DICOM3_red
adv

Abbiamo visto che impatto possa avere una vulnerabilità nel file DICOM, ma come prevenirla?

Abbiamo precedentemente trattato cos’è un file DICOM e come funziona ed abbiamo analizzato una possibile vulnerabilità recentemente emersa.

A tal proposito il DICOM security group, gruppo di esperti che si occupa della sicurezza per quanto riguarda il protocollo DICOM, fornisce alcune strategie e linee guida per mitigare il rischio.

Considerazioni generali

Proprio come si fa per gli allegati delle e-mail è necessario prestare attenzione quando si aprono i file provenienti da altri sistemi. I programmi che processano i DICOM devono prendere precauzioni. Gli antivirus non devono escludere i file DICOM presupponendo che siano sicuri.

Il DICOM non è pensato per ospitare codice eseguibile, quindi, non deve avere estensione di eseguibile e, in una scansione, trovare del codice eseguibile può essere un campanello d’allarme per identificare la minaccia.

La visualizzazione di un contenuto DICOM da parte di un visualizzatore DICOM salta il preambolo, per cui non dovrebbero esserci problemi a meno che l’utente non vada ad attivare il programma in altro modo.

Dispositivi di scambio

CD e DVD sono per loro stessa natura read-only e quindi non modificabili, tuttavia la contraffazione può avvenire a monte della masterizzazione. USB ed allegati mail d’altra parte sono scrivibili e possono essere modificati. A meno di una modifica a monte, questi sono da considerare sicuri solo se associati a sistemi di sicurezza, crittografia etc.

L’invio di immagini sul network, via protocollo DICOM, disabilita il preambolo, la parte del file contenente il malware, pertanto si evitano contaminazioni di PACS (Archivi di immagini) che, tuttavia, possono essere contaminati se l’invio avviene in altro modo, ad esempio via DICOM Web Services. Ancora una volta, il contenuto malevolo può rimanere ma va eseguito in una seconda fase dell’attacco.

Archivi

I sistemi di archiviazione DICOM devono abilitare opzioni per avere un preambolo sicuro, e.g.: un preambolo vuoto, o sicuro, alcuni ricevitori aggiungono 128 bytes di 00H. Chiaramente la rimozione del preambolo rimuoverà la compatibilità con i visualizzatori di immagini non-DICOM utilizzati per studi particolari come la digital pathology, in cui vengono usate delle librerie TIFF (Tagged Image File Format) ben collaudate per il processing e l’analisi delle immagini di microscopio digitalizzate.
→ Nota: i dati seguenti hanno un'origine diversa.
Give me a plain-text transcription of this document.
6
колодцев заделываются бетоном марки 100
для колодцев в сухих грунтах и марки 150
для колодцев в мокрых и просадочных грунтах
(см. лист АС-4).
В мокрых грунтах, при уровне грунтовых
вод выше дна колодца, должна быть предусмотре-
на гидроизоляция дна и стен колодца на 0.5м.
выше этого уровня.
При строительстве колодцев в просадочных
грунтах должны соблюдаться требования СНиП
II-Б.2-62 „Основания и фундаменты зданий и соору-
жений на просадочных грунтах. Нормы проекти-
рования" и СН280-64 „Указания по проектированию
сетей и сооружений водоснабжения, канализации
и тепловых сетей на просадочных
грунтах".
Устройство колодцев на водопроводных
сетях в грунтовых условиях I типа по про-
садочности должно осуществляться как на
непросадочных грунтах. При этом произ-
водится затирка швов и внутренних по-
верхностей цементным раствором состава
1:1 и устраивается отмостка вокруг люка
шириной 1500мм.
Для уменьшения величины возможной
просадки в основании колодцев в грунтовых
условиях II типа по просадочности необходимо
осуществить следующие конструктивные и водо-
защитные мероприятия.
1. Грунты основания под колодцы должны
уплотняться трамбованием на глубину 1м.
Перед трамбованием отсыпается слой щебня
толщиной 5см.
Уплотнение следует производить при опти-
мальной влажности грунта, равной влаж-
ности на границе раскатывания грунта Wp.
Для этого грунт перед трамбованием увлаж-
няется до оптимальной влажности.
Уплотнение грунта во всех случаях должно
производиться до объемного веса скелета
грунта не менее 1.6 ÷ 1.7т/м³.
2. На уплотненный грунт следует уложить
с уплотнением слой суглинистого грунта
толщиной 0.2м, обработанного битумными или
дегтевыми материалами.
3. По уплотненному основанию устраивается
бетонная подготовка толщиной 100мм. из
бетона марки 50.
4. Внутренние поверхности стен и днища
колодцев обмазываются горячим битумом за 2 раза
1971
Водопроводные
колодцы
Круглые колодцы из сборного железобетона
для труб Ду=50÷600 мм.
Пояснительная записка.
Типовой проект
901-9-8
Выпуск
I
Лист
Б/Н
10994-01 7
A rafforzare ciò occorre un rigido controllo degli accessi, antivirus ed uno scanner per validare i file.

Formato del preambolo

Come già detto, il preambolo viene usato solo per i file non DICOM, se il sistema di ricezione è DICOM e legge solo quella parte del file, estraendola ed inserendola in un database e scartando il resto il malware non verrà salvato, a meno che non venga eseguito inducendo l’utente a compiere altre azioni.

Per i file non-DICOM è importante adottare una tecnica white list: sapere i formati accettabili in modo da far scattare allarmi in caso di non corrispondenza. Ad esempio, un preambolo valido per file d’immagine TIFF è MM\x00\x2a oppure II\x2a\x00.

Conclusioni

Come visto il preambolo, per quanto sia una falla nella sicurezza, risulta molto utile se correttamente utilizzato e controllato. Alcuni metodi di prevenzione già esistono, bisogna curarsi di attivarli e gestirli in maniera appropriata. Altri possono essere facilmente impostati dagli esperti del settore.

Di base ci sono sempre le normali precauzioni e l’attenzione dell’utente a non eseguire accidentalmente programmi indesiderati.